4) We’re still awaiting the O/T assessment. It’s a relatively small deal, we think, and it’s good enough for us if we get it the day before, but there might be something there that we’re not expecting. We want it before the meeting.

As we’ve discussed, there’s no point, Don, in having you at the meeting. We may, however, have someone there from PAI if we can, depending on what Kimberley Baker thinks. CVUSD’s position that they can flout the law and expect us to accept it “just because” seems to me a larger issue that maybe needs a legislative remedy, because this no doubt gets done to parents and children routinely or they wouldn’t be so brazen.
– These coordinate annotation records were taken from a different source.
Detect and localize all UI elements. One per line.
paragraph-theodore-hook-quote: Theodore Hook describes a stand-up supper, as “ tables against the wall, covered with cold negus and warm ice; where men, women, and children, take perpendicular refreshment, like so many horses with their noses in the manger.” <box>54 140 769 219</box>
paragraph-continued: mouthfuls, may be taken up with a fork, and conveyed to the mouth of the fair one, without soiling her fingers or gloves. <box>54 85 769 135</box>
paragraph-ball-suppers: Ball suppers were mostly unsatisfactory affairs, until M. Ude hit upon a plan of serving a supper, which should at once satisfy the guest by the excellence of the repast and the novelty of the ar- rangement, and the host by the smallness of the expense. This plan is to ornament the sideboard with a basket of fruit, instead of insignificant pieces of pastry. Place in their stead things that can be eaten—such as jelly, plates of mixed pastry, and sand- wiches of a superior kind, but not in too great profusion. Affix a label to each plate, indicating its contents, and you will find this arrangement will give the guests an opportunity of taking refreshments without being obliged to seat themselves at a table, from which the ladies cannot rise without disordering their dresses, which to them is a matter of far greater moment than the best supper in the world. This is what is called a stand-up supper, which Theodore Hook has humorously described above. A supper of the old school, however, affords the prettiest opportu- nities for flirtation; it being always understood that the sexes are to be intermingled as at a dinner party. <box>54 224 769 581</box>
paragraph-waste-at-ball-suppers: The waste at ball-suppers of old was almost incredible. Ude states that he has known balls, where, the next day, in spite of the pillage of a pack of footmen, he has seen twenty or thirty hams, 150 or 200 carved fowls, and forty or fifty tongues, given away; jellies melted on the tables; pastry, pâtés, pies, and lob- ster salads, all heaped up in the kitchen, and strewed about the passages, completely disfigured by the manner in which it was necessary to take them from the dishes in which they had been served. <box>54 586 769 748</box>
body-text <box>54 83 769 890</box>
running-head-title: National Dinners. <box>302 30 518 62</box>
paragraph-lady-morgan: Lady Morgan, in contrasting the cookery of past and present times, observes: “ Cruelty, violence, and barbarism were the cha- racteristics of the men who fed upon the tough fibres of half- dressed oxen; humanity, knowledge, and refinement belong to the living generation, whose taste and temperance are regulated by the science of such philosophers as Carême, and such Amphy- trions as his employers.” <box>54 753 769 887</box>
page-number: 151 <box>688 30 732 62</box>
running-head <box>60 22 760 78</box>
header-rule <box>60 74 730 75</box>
PAI may concur. If they want to sit in, they’re going to. I’ll let everyone know if we decide on that.


Yours,

Peter Attwood

Since then, Morris wrote on the 17th, "It appears that Mr. Attwood would like to have the IEP deal exclusively with the situation of the 72 hour hold," and then goes on to refuse to disgorge the rest of the records as required by law. My lawyer replied on the 18th that that is a "mischaracterization," but made no further effort to enlighten Morris, mindful no doubt of the wisdom of Upton Sinclair:

"It is exceedingly difficult to make a man understand something, when his salary depends on his not understanding it."

Stephen now looks forward to going to the IEP meeting, which we all hope to schedule for the 15th. More on that soon.